拓海先生、お忙しいところすみません。先日、部下から「細胞内のタンパクの構造をAIで分けられる研究がある」と聞きまして、しかし何ができるのか現場でどう使うのか見当がつかず困っています。要点を教えていただけますか。

田中専務、素晴らしい着眼点ですね!短く言うと、この研究は顕微鏡で撮った3次元画像から深層学習(deep learning、DL、深層学習)を使って細胞内の大型分子(マクロモレキュール)を自動で分類する精度を大幅に上げたものです。大丈夫、一緒にやれば必ずできますよ。

なるほど。しかし画像が3次元というのが想像つきません。現場で撮るデータはどういう形で、我々の業務にどう結びつくのでしょうか。

良い質問です。ここで使うのはcellular electron cryo tomography(CECT、細胞電子クライオトモグラフィー)で得た立体データで、1個のたんぱくが写った立方体画像(subtomogram、サブトモグラム)を多数集めて解析します。要点を3つにまとめると、1. 3Dデータを直接扱う、2. 異なるモデル構造を分類する、3. ノイズ耐性を高める、です。

それは要するに、従来の2次元写真でやっていた分類を、立体データに対応させて精度を上げ、現場の汚れや撮影の制約に強くしたということですか?

その理解でほぼ合っていますよ!特に、この研究は3つの新モデルを導入して、従来モデルよりも分類精度を改善し、ノイズ(signal-to-noise ratio、SNR、信号対雑音比)が悪い場合や欠落角度(miss wedge効果)がある撮影条件でも堅牢に動作することを示しています。

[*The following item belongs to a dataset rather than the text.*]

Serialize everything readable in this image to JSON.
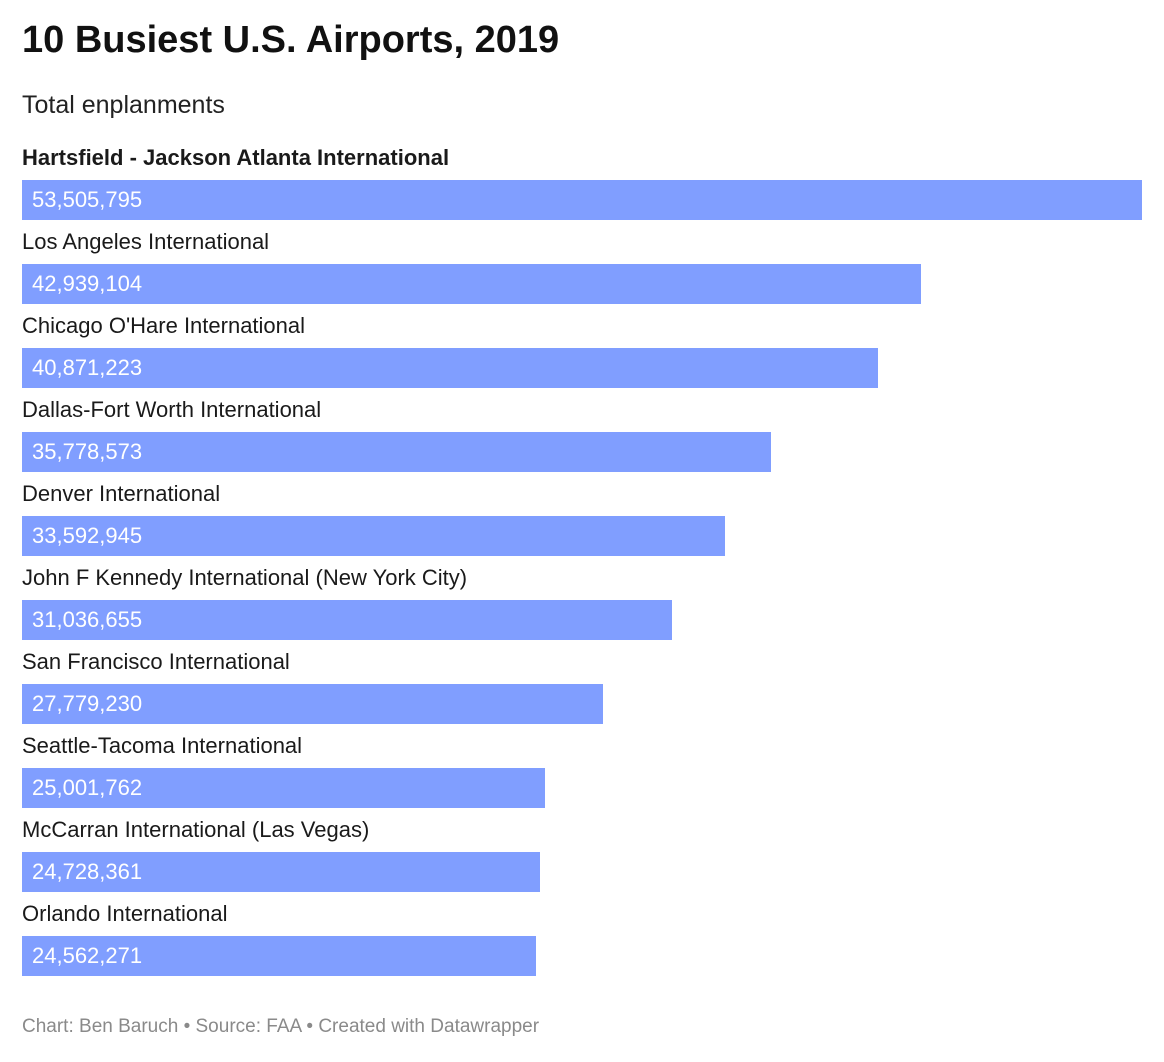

それはありがたい。ただ、我々が投資を考えるときはコスト対効果が重要です。現場で使うにはどの程度の計算資源が必要で、どのくらい精度が期待できるのでしょうか。

良い視点ですね。結論から言うと、訓練段階ではGPUなどの計算力が必要ですが、運用(推論)段階では比較的軽量に動かせます。要点を3つに分けると、1. 学習は初期投資が必要、2. 運用はバッチ処理でスケール可能、3. 解析の自動化が後工程(構造回復など)で大幅な工数削減につながる、です。

現場ではデータに穴があったり角度が偏ったりしますが、その点も説明されたと理解してよろしいですか。これって要するに現実の撮影の不完全さに強いということですか?

そのとおりです。研究ではmiss wedge効果(撮影角度の欠落による情報欠損)や低SNRを想定した複数のデータで試験し、提案したCB3Dというモデルが特に高SNRで約0.9の精度を示したと報告しています。大丈夫、段階を分ければ導入リスクは抑えられますよ。

部下に説明するときに使える要点を簡潔に教えてください。私は細かい技術は任せますが、投資の正当性を示したいのです。

もちろんです、田中専務。要点は3つでまとめられます。1. 自動分類でデータ前処理の工数を削減できる、2. 高ノイズ環境でも有効で実運用に耐える、3. 精度向上により後工程の構造復元コストを下げられる。これを説明すれば、投資の論点は整理できますよ。

分かりました。最後に私の言葉でまとめますと、この研究は「3D顕微鏡データを深層学習で自動分類し、ノイズや撮影の欠損に強く、工程全体の工数とコストを下げる可能性が高い」という理解でよろしいでしょうか。ありがとうございました。